Orlando, FL — Ranks of new-vehicle dealers are thinner, but their future seems clearer since the last time they met for their annual trade convention.
At last year's National Automobile Dealers Assn. gathering in New Orleans, retailers knew things were bad, what with the nation in a recession, credit in an Arctic-like deep freeze and General Motors Co. and Chrysler LLC approaching bankruptcy.
Few dealers at the time realized the ensuing bankruptcies would result in GM and Chrysler eliminating nearly 2,000 of them in 2009, a record reduction. Then there were the awful car sales.
At the NADA convention last month, dealers sense better times ahead, as the nation and the auto industry begin to shake off the recession.
NADA Chief Economist Paul Taylor predicts 2010 light-vehicle sales of 11.9 million units. That is about 1.5 million more than last year, when demand went off the road and into the thicket.
“Things will be better,” Taylor says pointing to various signs of recovery for the nation in general and auto industry in particular.
“There is a spirit of optimism, a feeling that we have gone through the gauntlet and seen the worst,” Oregon dealer Ed Tonkin, NADA new chairman, says at an American Financial Services Assn. conference held in conjunction with the dealer event.

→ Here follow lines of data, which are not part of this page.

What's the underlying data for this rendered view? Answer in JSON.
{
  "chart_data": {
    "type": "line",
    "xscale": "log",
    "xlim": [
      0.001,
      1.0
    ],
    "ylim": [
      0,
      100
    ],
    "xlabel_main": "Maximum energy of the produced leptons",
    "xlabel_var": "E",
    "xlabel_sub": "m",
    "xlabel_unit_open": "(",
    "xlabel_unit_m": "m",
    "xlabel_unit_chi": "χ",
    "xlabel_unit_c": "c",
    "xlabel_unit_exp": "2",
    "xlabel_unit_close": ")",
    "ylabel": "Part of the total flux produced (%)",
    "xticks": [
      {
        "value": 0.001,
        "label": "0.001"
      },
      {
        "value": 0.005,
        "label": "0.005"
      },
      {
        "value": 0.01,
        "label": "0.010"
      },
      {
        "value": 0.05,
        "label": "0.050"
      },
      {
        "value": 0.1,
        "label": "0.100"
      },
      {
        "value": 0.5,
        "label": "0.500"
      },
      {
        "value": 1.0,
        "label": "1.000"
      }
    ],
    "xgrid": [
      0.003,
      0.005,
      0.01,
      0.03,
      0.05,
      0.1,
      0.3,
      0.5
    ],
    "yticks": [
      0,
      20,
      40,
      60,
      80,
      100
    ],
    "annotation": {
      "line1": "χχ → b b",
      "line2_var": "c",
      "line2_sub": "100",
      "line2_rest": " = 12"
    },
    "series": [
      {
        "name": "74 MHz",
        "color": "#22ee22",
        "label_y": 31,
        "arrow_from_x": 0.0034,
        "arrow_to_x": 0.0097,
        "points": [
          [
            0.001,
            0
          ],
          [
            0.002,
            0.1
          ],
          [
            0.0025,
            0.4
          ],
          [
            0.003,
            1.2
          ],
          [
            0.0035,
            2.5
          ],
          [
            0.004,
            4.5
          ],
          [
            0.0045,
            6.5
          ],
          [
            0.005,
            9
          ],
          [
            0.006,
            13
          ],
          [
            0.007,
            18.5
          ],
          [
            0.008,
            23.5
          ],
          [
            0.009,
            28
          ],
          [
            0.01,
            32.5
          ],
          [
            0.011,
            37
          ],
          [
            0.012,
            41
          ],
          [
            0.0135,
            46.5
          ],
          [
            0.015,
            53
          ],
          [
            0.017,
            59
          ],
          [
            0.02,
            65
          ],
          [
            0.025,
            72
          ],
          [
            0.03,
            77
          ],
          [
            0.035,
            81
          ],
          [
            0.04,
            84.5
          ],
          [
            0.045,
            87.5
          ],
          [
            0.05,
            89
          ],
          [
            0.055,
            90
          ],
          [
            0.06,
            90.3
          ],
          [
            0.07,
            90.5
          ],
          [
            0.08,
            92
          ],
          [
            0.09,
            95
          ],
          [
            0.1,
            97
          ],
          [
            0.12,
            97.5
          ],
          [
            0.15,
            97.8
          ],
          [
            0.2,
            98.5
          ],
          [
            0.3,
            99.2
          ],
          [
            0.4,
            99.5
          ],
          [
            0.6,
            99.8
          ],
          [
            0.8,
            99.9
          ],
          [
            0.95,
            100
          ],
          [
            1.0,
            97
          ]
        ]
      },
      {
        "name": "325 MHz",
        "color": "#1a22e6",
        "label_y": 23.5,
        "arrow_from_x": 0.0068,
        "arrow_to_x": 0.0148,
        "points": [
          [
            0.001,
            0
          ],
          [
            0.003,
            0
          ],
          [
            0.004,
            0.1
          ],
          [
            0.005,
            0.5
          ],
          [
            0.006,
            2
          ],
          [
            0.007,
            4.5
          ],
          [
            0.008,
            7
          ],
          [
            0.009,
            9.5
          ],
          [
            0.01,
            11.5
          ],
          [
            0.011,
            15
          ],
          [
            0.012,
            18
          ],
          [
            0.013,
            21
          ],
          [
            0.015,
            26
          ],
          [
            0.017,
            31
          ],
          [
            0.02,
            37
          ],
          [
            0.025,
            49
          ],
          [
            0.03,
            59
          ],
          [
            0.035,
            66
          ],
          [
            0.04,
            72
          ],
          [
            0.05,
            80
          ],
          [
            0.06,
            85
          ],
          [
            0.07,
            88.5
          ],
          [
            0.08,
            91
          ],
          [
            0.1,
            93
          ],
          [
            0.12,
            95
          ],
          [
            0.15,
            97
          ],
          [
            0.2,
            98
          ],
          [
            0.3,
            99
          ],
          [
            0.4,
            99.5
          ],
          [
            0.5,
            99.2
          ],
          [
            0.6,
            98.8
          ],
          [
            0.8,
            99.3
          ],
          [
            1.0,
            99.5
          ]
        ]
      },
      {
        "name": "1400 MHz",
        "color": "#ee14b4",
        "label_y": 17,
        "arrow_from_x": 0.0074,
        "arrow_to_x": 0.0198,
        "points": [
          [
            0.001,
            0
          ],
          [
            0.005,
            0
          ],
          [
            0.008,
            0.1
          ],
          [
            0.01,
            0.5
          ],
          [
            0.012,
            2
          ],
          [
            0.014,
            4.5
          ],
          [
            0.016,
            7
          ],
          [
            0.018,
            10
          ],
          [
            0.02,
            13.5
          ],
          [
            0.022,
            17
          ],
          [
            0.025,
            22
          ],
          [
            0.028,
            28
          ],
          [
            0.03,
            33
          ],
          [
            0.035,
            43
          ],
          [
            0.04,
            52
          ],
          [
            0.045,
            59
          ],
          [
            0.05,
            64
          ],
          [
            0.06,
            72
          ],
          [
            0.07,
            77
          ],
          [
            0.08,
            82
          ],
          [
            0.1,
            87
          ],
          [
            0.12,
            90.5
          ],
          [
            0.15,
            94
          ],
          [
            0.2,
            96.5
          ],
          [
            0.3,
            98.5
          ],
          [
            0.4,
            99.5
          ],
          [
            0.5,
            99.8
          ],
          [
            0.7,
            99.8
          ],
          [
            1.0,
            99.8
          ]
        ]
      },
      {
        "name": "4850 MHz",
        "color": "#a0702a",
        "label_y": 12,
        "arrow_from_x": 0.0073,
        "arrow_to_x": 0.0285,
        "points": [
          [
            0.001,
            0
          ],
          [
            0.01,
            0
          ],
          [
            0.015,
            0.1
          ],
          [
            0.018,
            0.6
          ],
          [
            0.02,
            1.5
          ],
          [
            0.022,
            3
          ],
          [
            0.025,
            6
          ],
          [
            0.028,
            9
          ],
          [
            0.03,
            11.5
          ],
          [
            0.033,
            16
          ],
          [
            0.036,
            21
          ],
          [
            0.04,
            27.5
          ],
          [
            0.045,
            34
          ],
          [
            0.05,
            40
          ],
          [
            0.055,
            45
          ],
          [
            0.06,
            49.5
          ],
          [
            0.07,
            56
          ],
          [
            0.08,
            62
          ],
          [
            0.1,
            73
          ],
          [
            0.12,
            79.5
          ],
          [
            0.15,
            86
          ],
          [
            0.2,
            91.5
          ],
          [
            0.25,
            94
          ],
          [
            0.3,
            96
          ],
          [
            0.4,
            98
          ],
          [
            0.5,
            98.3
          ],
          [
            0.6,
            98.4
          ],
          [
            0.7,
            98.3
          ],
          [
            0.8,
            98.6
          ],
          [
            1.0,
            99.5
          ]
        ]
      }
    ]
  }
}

About 15,000 dealers, auto executives, exhibitors, journalists and others attend this year's convention. Organizers had feared fewer people would show up this year.
“But attendance is up — and this is Orlando,” Tonkin says. “It's hard to get people here, because it promises 80-degree weather and delivers 50 degrees.”
Even so Orlando, once a sleepy orange-grove town and now home to Disney World, recently surpassed Las Vegas as the nation's top tourist destination.
Best-practices workshops are a convention draw, says Stephen Wade, a Utah dealer who is NADA's incoming vice chairman.
Such sessions, about 100 in all, offer invaluable information for running a modern dealership, he says. “Knowledge is power. A person in our industry is foolish not to take advantage of what's available here.”
The hard times reached a point where some dealers wondered, “Should we even be doing this anymore?” says Forrest McConnell III, an Alabama dealer and NADA board member.
He says the convention offers a chance “to get out among people with similar problems; people who have come up with some solutions and have the answers.”
In a nod to the nation's $32 billion a year aftermarket industry, the NADA convention for the first time includes a dedicated “Aftermarket Zone.”
More than 12 firms will display specialty and accessory products, as dealers still try to get a decent chunk of that market.
“The accessory business at dealerships has remained relatively untapped,” Steve Pitts, a NADA vice president says.
The Aftermarket Zone will feature products and services available to dealers to personalize customers' vehicles.
“Our goal is that dealers and their managers walk away with several ideas on how to integrate a successful vehicle accessory program at their dealerships,” Pitt says.